^ This is not me... It's a picture of me.

About Me

New York
I play volleyball semi-professionally.

Monday, October 4, 2010

A poem for Liza Olhovsky.

I wrote this poem for two reasons: In honor of Liza and for my poetry class. For those who weren't there, I based this off the fact that in her coffin, Liza still had a smile on her face. The faintest of smiles, but a smile nonetheless.
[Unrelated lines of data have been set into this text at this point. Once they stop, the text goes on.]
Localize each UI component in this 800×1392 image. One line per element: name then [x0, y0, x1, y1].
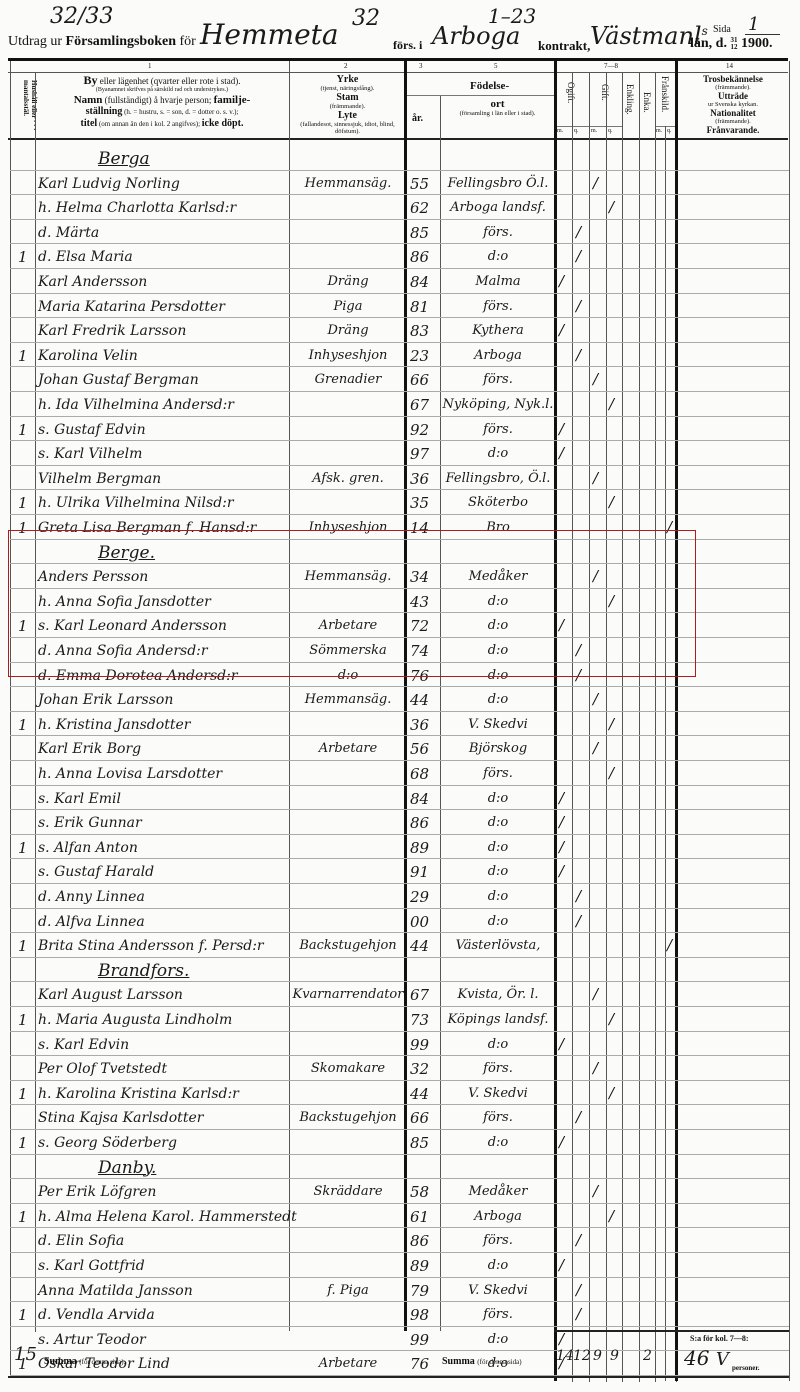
birth-year: 61 [410, 1204, 429, 1229]
occupation [292, 761, 404, 786]
tally-mark: / [559, 786, 564, 810]
sida-value: 1 [748, 14, 759, 35]
summa-right-label: Summa [442, 1356, 475, 1367]
colnum-2: 2 [344, 62, 348, 70]
birth-year: 81 [410, 294, 429, 319]
village-row: Berga [0, 146, 800, 171]
table-row: 1h. Ulrika Vilhelmina Nilsd:r35Sköterbo/ [0, 490, 800, 515]
familje-bold: familje- [214, 94, 251, 106]
enkling-header: Enkling. [625, 84, 635, 115]
by-bold: By [84, 73, 98, 87]
household-count: 1 [18, 1081, 28, 1106]
table-row: d. Anny Linnea29d:o/ [0, 884, 800, 909]
occupation: Grenadier [292, 367, 404, 392]
title-bold: Församlingsboken [66, 34, 176, 49]
lyte-label: Lyte [290, 110, 405, 121]
person-name: s. Artur Teodor [38, 1327, 146, 1352]
person-name: h. Ulrika Vilhelmina Nilsd:r [38, 490, 234, 515]
tally-mark: / [559, 441, 564, 465]
village-name: Brandfors. [98, 958, 189, 983]
col1-line5: titel (om annan än den i kol. 2 angifves… [36, 118, 288, 130]
household-count: 1 [18, 1007, 28, 1032]
birth-year: 97 [410, 441, 429, 466]
parish-name: Hemmeta [200, 18, 339, 51]
birth-year: 55 [410, 171, 429, 196]
birth-year: 68 [410, 761, 429, 786]
summa-left-sub: (för denna sida). [79, 1358, 125, 1366]
tally-mark: / [667, 933, 672, 957]
birth-year: 85 [410, 220, 429, 245]
birth-year: 66 [410, 367, 429, 392]
person-name: s. Alfan Anton [38, 835, 138, 860]
occupation: Kvarnarrendator [292, 982, 404, 1007]
occupation [292, 417, 404, 442]
birth-place: d:o [442, 884, 554, 909]
tally-mark: / [609, 761, 614, 785]
persons-label: personer. [732, 1364, 760, 1372]
occupation [292, 244, 404, 269]
table-row: s. Karl Emil84d:o/ [0, 786, 800, 811]
person-name: d. Vendla Arvida [38, 1302, 155, 1327]
birth-place: förs. [442, 220, 554, 245]
person-name: Johan Gustaf Bergman [38, 367, 199, 392]
sa-for-kol-label: S:a för kol. 7—8: [690, 1334, 749, 1343]
person-name: s. Karl Emil [38, 786, 121, 811]
highlight-box [8, 530, 696, 677]
birth-year: 35 [410, 490, 429, 515]
person-name: s. Karl Gottfrid [38, 1253, 145, 1278]
table-row: Karl AnderssonDräng84Malma/ [0, 269, 800, 294]
birth-place: d:o [442, 859, 554, 884]
person-name: s. Erik Gunnar [38, 810, 142, 835]
birth-place: Sköterbo [442, 490, 554, 515]
birth-year: 84 [410, 269, 429, 294]
colnum-1: 1 [148, 62, 152, 70]
tally-mark: / [576, 343, 581, 367]
tally-mark: / [559, 835, 564, 859]
tally-mark: / [609, 195, 614, 219]
titel-bold: titel [81, 118, 98, 129]
occupation: Inhyseshjon [292, 343, 404, 368]
ogift-q: q. [574, 128, 579, 134]
birth-place: Nyköping, Nyk.l. [442, 392, 554, 417]
kontrakt-label: kontrakt, [538, 38, 590, 54]
occupation [292, 490, 404, 515]
birth-place: Fellingsbro Ö.l. [442, 171, 554, 196]
table-row: 1s. Alfan Anton89d:o/ [0, 835, 800, 860]
sida-label: Sida [713, 24, 731, 35]
date-fraction: 31 12 [730, 37, 737, 51]
yrke-label: Yrke [290, 74, 405, 85]
birth-place: Västerlövsta, Nyk.l. [442, 933, 554, 958]
birth-place: d:o [442, 441, 554, 466]
sum-ogift-q: 12 [573, 1348, 591, 1364]
person-name: Stina Kajsa Karlsdotter [38, 1105, 203, 1130]
household-count: 1 [18, 1204, 28, 1229]
table-row: s. Gustaf Harald91d:o/ [0, 859, 800, 884]
table-row: 1Brita Stina Andersson f. Persd:rBackstu… [0, 933, 800, 958]
col1-line4: ställning (h. = hustru, s. = son, d. = d… [36, 106, 288, 118]
person-name: Karl August Larsson [38, 982, 183, 1007]
birth-place: förs. [442, 1228, 554, 1253]
occupation [292, 1032, 404, 1057]
titel-text: (om annan än den i kol. 2 angifves); [99, 120, 200, 128]
birth-place: d:o [442, 1253, 554, 1278]
birth-place: Köpings landsf. [442, 1007, 554, 1032]
person-name: h. Helma Charlotta Karlsd:r [38, 195, 236, 220]
occupation: Afsk. gren. [292, 466, 404, 491]
persons-total: 46 V [684, 1346, 729, 1370]
occupation: Skomakare [292, 1056, 404, 1081]
table-row: Stina Kajsa KarlsdotterBackstugehjon66fö… [0, 1105, 800, 1130]
household-count: 1 [18, 933, 28, 958]
birth-year: 67 [410, 392, 429, 417]
gift-m: m. [591, 128, 597, 134]
table-row: Anna Matilda Janssonf. Piga79V. Skedvi/ [0, 1278, 800, 1303]
birth-place: d:o [442, 810, 554, 835]
title-prefix: Utdrag ur Församlingsboken för [8, 34, 196, 50]
fors-i-label: förs. i [393, 38, 422, 53]
village-name: Berga [98, 146, 150, 171]
tally-mark: / [593, 171, 598, 195]
col1-line1: By eller lägenhet (qvarter eller rote i … [36, 74, 288, 87]
occupation [292, 1228, 404, 1253]
table-row: Karl August LarssonKvarnarrendator67Kvis… [0, 982, 800, 1007]
birth-year: 36 [410, 466, 429, 491]
person-name: Per Erik Löfgren [38, 1179, 156, 1204]
occupation [292, 786, 404, 811]
person-name: s. Karl Edvin [38, 1032, 129, 1057]
kontrakt-text: Västmanl [590, 22, 702, 50]
occupation [292, 1081, 404, 1106]
person-name: Brita Stina Andersson f. Persd:r [38, 933, 264, 958]
tally-mark: / [576, 884, 581, 908]
occupation: Dräng [292, 318, 404, 343]
table-row: Karl Erik BorgArbetare56Björskog/ [0, 736, 800, 761]
ort-sub: (församling i län eller i stad). [440, 110, 555, 117]
table-row: d. Märta85förs./ [0, 220, 800, 245]
tally-mark: / [609, 1204, 614, 1228]
occupation: f. Piga [292, 1278, 404, 1303]
occupation [292, 1253, 404, 1278]
summa-right: Summa (för denna sida) [442, 1356, 522, 1367]
occupation [292, 195, 404, 220]
ogift-m: m. [557, 128, 563, 134]
person-name: h. Maria Augusta Lindholm [38, 1007, 232, 1032]
fodelse-header: Födelse- [470, 80, 509, 92]
table-row: 1s. Gustaf Edvin92förs./ [0, 417, 800, 442]
table-row: 1h. Kristina Jansdotter36V. Skedvi/ [0, 712, 800, 737]
birth-place: förs. [442, 294, 554, 319]
occupation [292, 1327, 404, 1352]
birth-year: 85 [410, 1130, 429, 1155]
birth-place: d:o [442, 909, 554, 934]
tally-mark: / [593, 466, 598, 490]
occupation [292, 392, 404, 417]
person-name: d. Anny Linnea [38, 884, 145, 909]
birth-place: Arboga landsf. [442, 195, 554, 220]
table-row: s. Erik Gunnar86d:o/ [0, 810, 800, 835]
tros-sub: (främmande). [678, 84, 788, 91]
tally-mark: / [576, 1105, 581, 1129]
tally-mark: / [593, 1056, 598, 1080]
occupation [292, 1130, 404, 1155]
tally-mark: / [559, 417, 564, 441]
tally-mark: / [609, 1081, 614, 1105]
title-for: för [180, 34, 196, 49]
occupation [292, 1204, 404, 1229]
date-month: 12 [730, 43, 737, 51]
birth-place: d:o [442, 835, 554, 860]
lan-date: län, d. 31 12 1900. [690, 36, 772, 52]
person-name: h. Karolina Kristina Karlsd:r [38, 1081, 239, 1106]
tally-mark: / [559, 1130, 564, 1154]
household-count: 1 [18, 417, 28, 442]
birth-year: 58 [410, 1179, 429, 1204]
birth-place: V. Skedvi [442, 1278, 554, 1303]
sum-gift-q: 9 [610, 1348, 619, 1364]
person-name: s. Karl Vilhelm [38, 441, 142, 466]
ogift-header: Ogift. [566, 82, 576, 103]
birth-place: förs. [442, 1056, 554, 1081]
household-count: 1 [18, 244, 28, 269]
tally-mark: / [593, 982, 598, 1006]
tally-mark: / [559, 1253, 564, 1277]
person-name: d. Märta [38, 220, 99, 245]
birth-year: 32 [410, 1056, 429, 1081]
person-name: s. Georg Söderberg [38, 1130, 177, 1155]
village-row: Brandfors. [0, 958, 800, 983]
sum-gift-m: 9 [593, 1348, 602, 1364]
occupation [292, 859, 404, 884]
stallning-text: (h. = hustru, s. = son, d. = dotter o. s… [124, 108, 238, 116]
colnum-5: 5 [494, 62, 498, 70]
stam-sub: (främmande). [290, 103, 405, 110]
col14-header: Trosbekännelse (främmande). Utträde ur S… [678, 74, 788, 135]
occupation: Dräng [292, 269, 404, 294]
birth-place: Medåker [442, 1179, 554, 1204]
birth-place: Björskog [442, 736, 554, 761]
gift-q: q. [608, 128, 613, 134]
tros-label: Trosbekännelse [678, 74, 788, 84]
occupation: Piga [292, 294, 404, 319]
ort-header: ort (församling i län eller i stad). [440, 98, 555, 117]
birth-year: 86 [410, 244, 429, 269]
table-row: 1h. Alma Helena Karol. Hammerstedt61Arbo… [0, 1204, 800, 1229]
col1-line3: Namn (fullständigt) å hvarje person; fam… [36, 94, 288, 106]
birth-place: d:o [442, 1327, 554, 1352]
tally-mark: / [559, 1032, 564, 1056]
birth-place: d:o [442, 1032, 554, 1057]
birth-place: förs. [442, 761, 554, 786]
birth-place: Kvista, Ör. l. [442, 982, 554, 1007]
birth-year: 66 [410, 1105, 429, 1130]
table-row: Johan Erik LarssonHemmansäg.44d:o/ [0, 687, 800, 712]
birth-year: 98 [410, 1302, 429, 1327]
tally-mark: / [576, 220, 581, 244]
tally-mark: / [559, 318, 564, 342]
tally-mark: / [559, 269, 564, 293]
occupation: Skräddare [292, 1179, 404, 1204]
tally-mark: / [576, 1278, 581, 1302]
persons-total-value: 46 [684, 1346, 709, 1370]
occupation [292, 441, 404, 466]
table-row: Maria Katarina PersdotterPiga81förs./ [0, 294, 800, 319]
birth-year: 62 [410, 195, 429, 220]
lan-label: län, d. [690, 36, 727, 51]
table-row: 1s. Georg Söderberg85d:o/ [0, 1130, 800, 1155]
birth-year: 89 [410, 835, 429, 860]
ort-label: ort [440, 98, 555, 110]
occupation: Backstugehjon [292, 1105, 404, 1130]
table-row: 1d. Elsa Maria86d:o/ [0, 244, 800, 269]
table-row: s. Karl Vilhelm97d:o/ [0, 441, 800, 466]
occupation [292, 712, 404, 737]
range-note: 1–23 [488, 4, 536, 28]
tally-mark: / [576, 294, 581, 318]
tally-mark: / [576, 1302, 581, 1326]
birth-year: 86 [410, 1228, 429, 1253]
parish-number: 32 [352, 6, 380, 31]
person-name: Johan Erik Larsson [38, 687, 173, 712]
person-name: s. Gustaf Edvin [38, 417, 146, 442]
household-count: 1 [18, 343, 28, 368]
table-row: Karl Ludvig NorlingHemmansäg.55Fellingsb… [0, 171, 800, 196]
birth-year: 36 [410, 712, 429, 737]
occupation [292, 1007, 404, 1032]
table-row: d. Alfva Linnea00d:o/ [0, 909, 800, 934]
tally-mark: / [576, 909, 581, 933]
table-row: h. Ida Vilhelmina Andersd:r67Nyköping, N… [0, 392, 800, 417]
tally-mark: / [609, 392, 614, 416]
person-name: Vilhelm Bergman [38, 466, 161, 491]
birth-year: 23 [410, 343, 429, 368]
birth-place: d:o [442, 1130, 554, 1155]
household-count: 1 [18, 1130, 28, 1155]
table-row: h. Helma Charlotta Karlsd:r62Arboga land… [0, 195, 800, 220]
person-name: Karl Erik Borg [38, 736, 141, 761]
occupation [292, 835, 404, 860]
birth-year: 99 [410, 1327, 429, 1352]
occupation: Hemmansäg. [292, 687, 404, 712]
occupation [292, 909, 404, 934]
uttrade-sub: ur Svenska kyrkan. [678, 101, 788, 108]
birth-place: V. Skedvi [442, 712, 554, 737]
birth-year: 89 [410, 1253, 429, 1278]
household-total: 15 [14, 1344, 37, 1365]
sum-franskild-q: 2 [643, 1348, 652, 1364]
birth-place: förs. [442, 367, 554, 392]
by-text: eller lägenhet (qvarter eller rote i sta… [100, 76, 241, 86]
ar-header: år. [412, 113, 423, 124]
colnum-14: 14 [726, 62, 733, 70]
person-name: Anna Matilda Jansson [38, 1278, 193, 1303]
occupation: Backstugehjon [292, 933, 404, 958]
person-name: Karl Fredrik Larsson [38, 318, 186, 343]
birth-year: 67 [410, 982, 429, 1007]
table-row: Per Olof TvetstedtSkomakare32förs./ [0, 1056, 800, 1081]
table-row: 1d. Vendla Arvida98förs./ [0, 1302, 800, 1327]
col2-header: Yrke (tjenst, näringsfång). Stam (främma… [290, 74, 405, 135]
birth-place: Malma [442, 269, 554, 294]
tally-mark: / [576, 244, 581, 268]
person-name: h. Anna Lovisa Larsdotter [38, 761, 222, 786]
birth-place: förs. [442, 417, 554, 442]
person-name: h. Ida Vilhelmina Andersd:r [38, 392, 234, 417]
colnum-7-8: 7—8 [604, 62, 618, 70]
person-name: Karolina Velin [38, 343, 138, 368]
birth-year: 56 [410, 736, 429, 761]
col1-header: By eller lägenhet (qvarter eller rote i … [36, 74, 288, 130]
household-count: 1 [18, 1302, 28, 1327]
birth-year: 86 [410, 810, 429, 835]
birth-year: 44 [410, 1081, 429, 1106]
gift-header: Gift. [600, 84, 610, 101]
year: 1900. [741, 36, 773, 51]
birth-place: förs. [442, 1105, 554, 1130]
tally-mark: / [593, 736, 598, 760]
birth-year: 99 [410, 1032, 429, 1057]
summa-right-sub: (för denna sida) [477, 1358, 521, 1366]
birth-year: 91 [410, 859, 429, 884]
table-row: Johan Gustaf BergmanGrenadier66förs./ [0, 367, 800, 392]
birth-year: 44 [410, 687, 429, 712]
birth-place: d:o [442, 244, 554, 269]
table-row: Karl Fredrik LarssonDräng83Kythera/ [0, 318, 800, 343]
table-row: s. Karl Gottfrid89d:o/ [0, 1253, 800, 1278]
tally-mark: / [593, 1179, 598, 1203]
person-name: Per Olof Tvetstedt [38, 1056, 167, 1081]
namn-text: (fullständigt) å hvarje person; [105, 95, 212, 105]
person-name: Karl Andersson [38, 269, 147, 294]
franvarande-label: Frånvarande. [678, 125, 788, 135]
summa-left-label: Summa [44, 1356, 77, 1367]
occupation: Hemmansäg. [292, 171, 404, 196]
village-row: Danby. [0, 1155, 800, 1180]
title-prefix-text: Utdrag ur [8, 34, 62, 49]
colnum-3: 3 [419, 62, 423, 70]
occupation [292, 810, 404, 835]
tally-mark: / [609, 1007, 614, 1031]
persons-check: V [716, 1349, 729, 1370]
table-row: 1h. Karolina Kristina Karlsd:r44V. Skedv… [0, 1081, 800, 1106]
stallning-bold: ställning [86, 106, 123, 117]
col1-line2: (Byanamnet skrifves på särskild rad och … [36, 87, 288, 94]
occupation [292, 1302, 404, 1327]
person-name: Maria Katarina Persdotter [38, 294, 225, 319]
tally-mark: / [593, 367, 598, 391]
tally-mark: / [559, 859, 564, 883]
birth-place: d:o [442, 786, 554, 811]
table-row: 1h. Maria Augusta Lindholm73Köpings land… [0, 1007, 800, 1032]
nationalitet-label: Nationalitet [678, 108, 788, 118]
person-name: h. Kristina Jansdotter [38, 712, 190, 737]
birth-place: Arboga [442, 1204, 554, 1229]
stam-label: Stam [290, 92, 405, 103]
enka-header: Enka. [642, 92, 652, 113]
table-row: s. Karl Edvin99d:o/ [0, 1032, 800, 1057]
yrke-sub: (tjenst, näringsfång). [290, 85, 405, 92]
village-name: Danby. [98, 1155, 156, 1180]
birth-year: 44 [410, 933, 429, 958]
birth-place: Arboga [442, 343, 554, 368]
occupation: Arbetare [292, 1351, 404, 1376]
tally-mark: / [559, 810, 564, 834]
birth-year: 00 [410, 909, 429, 934]
reference-number: 32/33 [50, 4, 113, 29]
person-name: h. Alma Helena Karol. Hammerstedt [38, 1204, 297, 1229]
franskild-header: Frånskild. [660, 76, 670, 112]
For those of you who know how poetry is supposed to be read, read it that way... for those who don't, the poem has internal rhyme within the lines, but read it based on the punctuation, not the line break and you'll hear the intended rhythm and emotion I was going for.



Smile…

You were alive… Once.
And then you died… Months
and months went by.
Everybody cried.
Nobody could believe it,
Why oh why, oh why?
It felt like a lie.
Laughter in the sky,
you were talking to us like “Ha, ha, ha, surprise!”

But then you saw us sigh.
Nobody realized,
when we looked at you we didn’t see the signs.
And there you were, just lying
inside the coffin, smiling.
That typical, sly, Elizabethan smile.
The one we all adore.

The one we all adored.
But you just couldn’t take it,
life without your father – was it such a bore?
Waiting for results now, there’s nothing to explore.
I smell you in my lungs.
I see you in my pores.
And I still can’t believe you, but I just can’t ignore…
This feeling’s so unusual –
of course – it was a funeral.
And I know you were smiling
‘cause you knew you looked beautiful.